Along the way, streetcars traverse the redeveloped Power & Light District and the rediscovered Crossroads Arts District.
Connecting those places was a major goal for the streetcar and is a big part of its success, said Waldron, who grew up in South Omaha and graduated from Gross High School. He worked for HDR as it designed the KC streetcar, then went to work for the City of Kansas City under Mayor Sly James.
“We’ve got Crown Center and Union Station here, separated by a railyard to Crossroads Arts District, separated by an Interstate to our downtown district, separated by another Interstate to kind of our riverfront.” Waldron said. “Well, what the streetcar’s really done is it’s really connected these neighborhoods and almost made it feel like one.”
Sierra Porter and a group of fellow young accountants independently backed that view while waiting for the streetcar to take them back to their downtown office from a lunch outing to River Market.
“It’s nice, because there are separate areas that it connects,” Porter said. “We wouldn’t be able to walk here from our office.”
She and her friends said they liked the idea of the streetcar from the start. But they use it more than they expected to.
Porter discovered that the streetcar can make it a lot easier to go to concerts at the Sprint Center. She parked in the Crossroads Arts District, rode the streetcar and walked a couple of blocks to the arena to see Ed Sheeran.
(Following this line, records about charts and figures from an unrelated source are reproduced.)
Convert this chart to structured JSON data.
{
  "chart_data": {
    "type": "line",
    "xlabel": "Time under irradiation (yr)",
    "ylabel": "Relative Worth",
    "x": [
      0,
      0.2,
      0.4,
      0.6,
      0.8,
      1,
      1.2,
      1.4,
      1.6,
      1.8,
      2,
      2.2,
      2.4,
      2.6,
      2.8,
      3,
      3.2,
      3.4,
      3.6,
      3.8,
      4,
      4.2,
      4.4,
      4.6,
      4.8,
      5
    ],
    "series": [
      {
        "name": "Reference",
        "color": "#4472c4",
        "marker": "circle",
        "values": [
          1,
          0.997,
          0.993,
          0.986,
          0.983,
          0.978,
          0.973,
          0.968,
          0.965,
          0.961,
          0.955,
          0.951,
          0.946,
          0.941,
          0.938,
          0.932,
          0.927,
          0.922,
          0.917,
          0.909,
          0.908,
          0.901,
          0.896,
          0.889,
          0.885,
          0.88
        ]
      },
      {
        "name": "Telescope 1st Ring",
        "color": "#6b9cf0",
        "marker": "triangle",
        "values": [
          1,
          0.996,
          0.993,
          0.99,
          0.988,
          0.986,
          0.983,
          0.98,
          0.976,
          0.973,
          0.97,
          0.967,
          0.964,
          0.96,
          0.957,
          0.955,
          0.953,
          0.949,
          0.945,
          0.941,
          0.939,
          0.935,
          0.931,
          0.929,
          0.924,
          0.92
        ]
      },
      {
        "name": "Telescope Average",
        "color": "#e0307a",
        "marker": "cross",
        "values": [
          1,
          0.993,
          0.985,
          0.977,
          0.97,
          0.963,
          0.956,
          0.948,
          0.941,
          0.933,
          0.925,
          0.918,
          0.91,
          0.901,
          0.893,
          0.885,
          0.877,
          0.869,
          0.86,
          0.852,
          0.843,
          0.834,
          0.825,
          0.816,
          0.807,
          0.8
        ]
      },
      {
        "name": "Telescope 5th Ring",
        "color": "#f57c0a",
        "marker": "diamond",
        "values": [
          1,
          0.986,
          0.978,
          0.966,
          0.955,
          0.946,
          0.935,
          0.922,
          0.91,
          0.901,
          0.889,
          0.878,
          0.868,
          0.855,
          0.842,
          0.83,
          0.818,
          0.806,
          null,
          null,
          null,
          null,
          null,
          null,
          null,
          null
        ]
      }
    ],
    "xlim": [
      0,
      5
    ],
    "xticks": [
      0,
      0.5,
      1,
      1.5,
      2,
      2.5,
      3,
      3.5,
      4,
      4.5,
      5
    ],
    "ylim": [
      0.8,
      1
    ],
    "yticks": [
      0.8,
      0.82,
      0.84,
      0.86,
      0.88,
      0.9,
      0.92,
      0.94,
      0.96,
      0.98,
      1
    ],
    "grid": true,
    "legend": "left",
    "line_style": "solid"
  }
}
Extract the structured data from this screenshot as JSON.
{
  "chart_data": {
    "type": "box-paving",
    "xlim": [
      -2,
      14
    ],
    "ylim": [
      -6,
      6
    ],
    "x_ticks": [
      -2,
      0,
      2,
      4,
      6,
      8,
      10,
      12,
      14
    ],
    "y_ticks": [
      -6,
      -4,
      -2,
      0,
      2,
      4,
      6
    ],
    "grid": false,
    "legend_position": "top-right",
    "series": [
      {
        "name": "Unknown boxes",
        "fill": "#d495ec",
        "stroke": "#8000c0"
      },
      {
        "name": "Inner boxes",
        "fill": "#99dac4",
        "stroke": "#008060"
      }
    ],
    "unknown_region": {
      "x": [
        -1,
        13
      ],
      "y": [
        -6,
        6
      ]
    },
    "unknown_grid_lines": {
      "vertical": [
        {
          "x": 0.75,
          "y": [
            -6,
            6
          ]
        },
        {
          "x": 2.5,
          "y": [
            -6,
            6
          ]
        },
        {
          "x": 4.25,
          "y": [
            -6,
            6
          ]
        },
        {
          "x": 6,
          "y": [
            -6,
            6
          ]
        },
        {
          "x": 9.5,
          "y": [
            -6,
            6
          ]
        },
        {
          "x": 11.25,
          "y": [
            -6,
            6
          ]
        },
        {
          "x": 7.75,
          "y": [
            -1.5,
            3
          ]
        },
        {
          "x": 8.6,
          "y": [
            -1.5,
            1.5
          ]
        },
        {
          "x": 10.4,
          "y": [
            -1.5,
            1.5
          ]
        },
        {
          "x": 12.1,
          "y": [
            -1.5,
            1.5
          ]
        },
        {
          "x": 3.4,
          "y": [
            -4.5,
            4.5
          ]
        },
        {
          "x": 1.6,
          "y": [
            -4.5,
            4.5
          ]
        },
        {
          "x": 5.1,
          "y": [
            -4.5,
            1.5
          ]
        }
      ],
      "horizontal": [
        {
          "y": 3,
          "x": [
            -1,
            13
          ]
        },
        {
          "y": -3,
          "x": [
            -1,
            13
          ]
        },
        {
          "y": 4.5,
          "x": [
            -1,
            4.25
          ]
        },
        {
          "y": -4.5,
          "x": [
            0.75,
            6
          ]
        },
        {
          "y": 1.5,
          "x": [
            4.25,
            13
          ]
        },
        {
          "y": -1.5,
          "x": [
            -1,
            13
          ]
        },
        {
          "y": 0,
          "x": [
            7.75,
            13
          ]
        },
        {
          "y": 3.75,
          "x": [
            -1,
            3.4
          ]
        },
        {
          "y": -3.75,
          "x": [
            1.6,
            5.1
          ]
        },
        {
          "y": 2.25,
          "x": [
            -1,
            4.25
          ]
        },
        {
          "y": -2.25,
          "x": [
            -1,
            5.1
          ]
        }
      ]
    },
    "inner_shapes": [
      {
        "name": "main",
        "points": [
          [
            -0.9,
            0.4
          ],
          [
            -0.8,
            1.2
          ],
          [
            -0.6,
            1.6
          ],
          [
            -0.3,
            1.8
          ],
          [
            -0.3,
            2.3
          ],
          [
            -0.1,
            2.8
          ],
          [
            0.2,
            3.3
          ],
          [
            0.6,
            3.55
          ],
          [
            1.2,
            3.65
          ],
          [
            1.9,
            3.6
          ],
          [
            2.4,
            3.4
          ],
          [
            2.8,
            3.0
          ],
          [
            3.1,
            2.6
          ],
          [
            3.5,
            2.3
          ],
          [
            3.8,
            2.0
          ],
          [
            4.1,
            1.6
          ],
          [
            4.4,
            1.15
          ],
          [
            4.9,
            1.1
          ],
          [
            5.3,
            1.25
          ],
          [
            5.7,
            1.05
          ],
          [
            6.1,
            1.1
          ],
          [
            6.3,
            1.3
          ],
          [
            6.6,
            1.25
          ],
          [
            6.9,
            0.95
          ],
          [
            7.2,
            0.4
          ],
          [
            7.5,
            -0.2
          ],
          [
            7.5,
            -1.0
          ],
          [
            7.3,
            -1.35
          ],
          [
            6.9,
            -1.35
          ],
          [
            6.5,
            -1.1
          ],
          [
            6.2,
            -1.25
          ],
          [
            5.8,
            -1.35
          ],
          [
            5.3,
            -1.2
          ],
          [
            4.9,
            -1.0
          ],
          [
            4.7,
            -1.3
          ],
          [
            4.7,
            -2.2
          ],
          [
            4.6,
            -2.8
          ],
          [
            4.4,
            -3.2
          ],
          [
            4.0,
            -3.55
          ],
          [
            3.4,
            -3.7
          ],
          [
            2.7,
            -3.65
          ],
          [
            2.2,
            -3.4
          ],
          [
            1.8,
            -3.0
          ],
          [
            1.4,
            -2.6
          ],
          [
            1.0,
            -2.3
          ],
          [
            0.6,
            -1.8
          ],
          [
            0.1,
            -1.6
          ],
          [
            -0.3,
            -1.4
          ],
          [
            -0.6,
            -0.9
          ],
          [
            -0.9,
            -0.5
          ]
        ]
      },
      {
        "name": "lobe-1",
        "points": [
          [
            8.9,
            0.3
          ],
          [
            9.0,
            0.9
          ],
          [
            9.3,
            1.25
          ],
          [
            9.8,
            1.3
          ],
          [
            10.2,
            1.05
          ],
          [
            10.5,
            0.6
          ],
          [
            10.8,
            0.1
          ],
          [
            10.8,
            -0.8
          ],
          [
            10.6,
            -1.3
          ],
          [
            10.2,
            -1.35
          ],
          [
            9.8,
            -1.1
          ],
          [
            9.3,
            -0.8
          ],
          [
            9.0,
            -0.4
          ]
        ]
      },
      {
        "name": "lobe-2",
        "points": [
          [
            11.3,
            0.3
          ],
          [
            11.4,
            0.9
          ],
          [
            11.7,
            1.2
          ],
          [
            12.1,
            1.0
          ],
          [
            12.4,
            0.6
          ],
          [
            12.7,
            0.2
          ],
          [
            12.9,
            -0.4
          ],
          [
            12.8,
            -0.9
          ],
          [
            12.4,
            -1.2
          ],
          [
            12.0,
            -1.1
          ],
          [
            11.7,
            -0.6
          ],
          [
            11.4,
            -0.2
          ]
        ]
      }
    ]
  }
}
She estimated that saved her an hour of time sitting in a car in a parking garage and traffic snarls.
Michael Frisch, an associate professor of urban planning at the University of Missouri-Kansas City, views the streetcar as more about economic development than transportation. He said the downtown streetcar deserves some, but not all, of the credit for Kansas City’s downtown resurgence.
“It’s not just the streetcar,” Frisch said. “The streetcar reinforces those past decades of development decisions made by both the public sector of Kansas City and by private entities. ... It (the streetcar) is successful because we’ve already spent so much on projects downtown, even going back to the 1990s.”
Those include saving and renovating Union Station, building the Kauffman Center for the Performing Arts and the Sprint Center, and lots of tax-increment financing and tax abatement.
“Kansas City has spent an awful lot of money and effort at redeveloping downtown,” Frisch said. “The streetcar, by being a fixed-route transportation form, reinforces those decisions and signals to the private sector that the commitment is there.”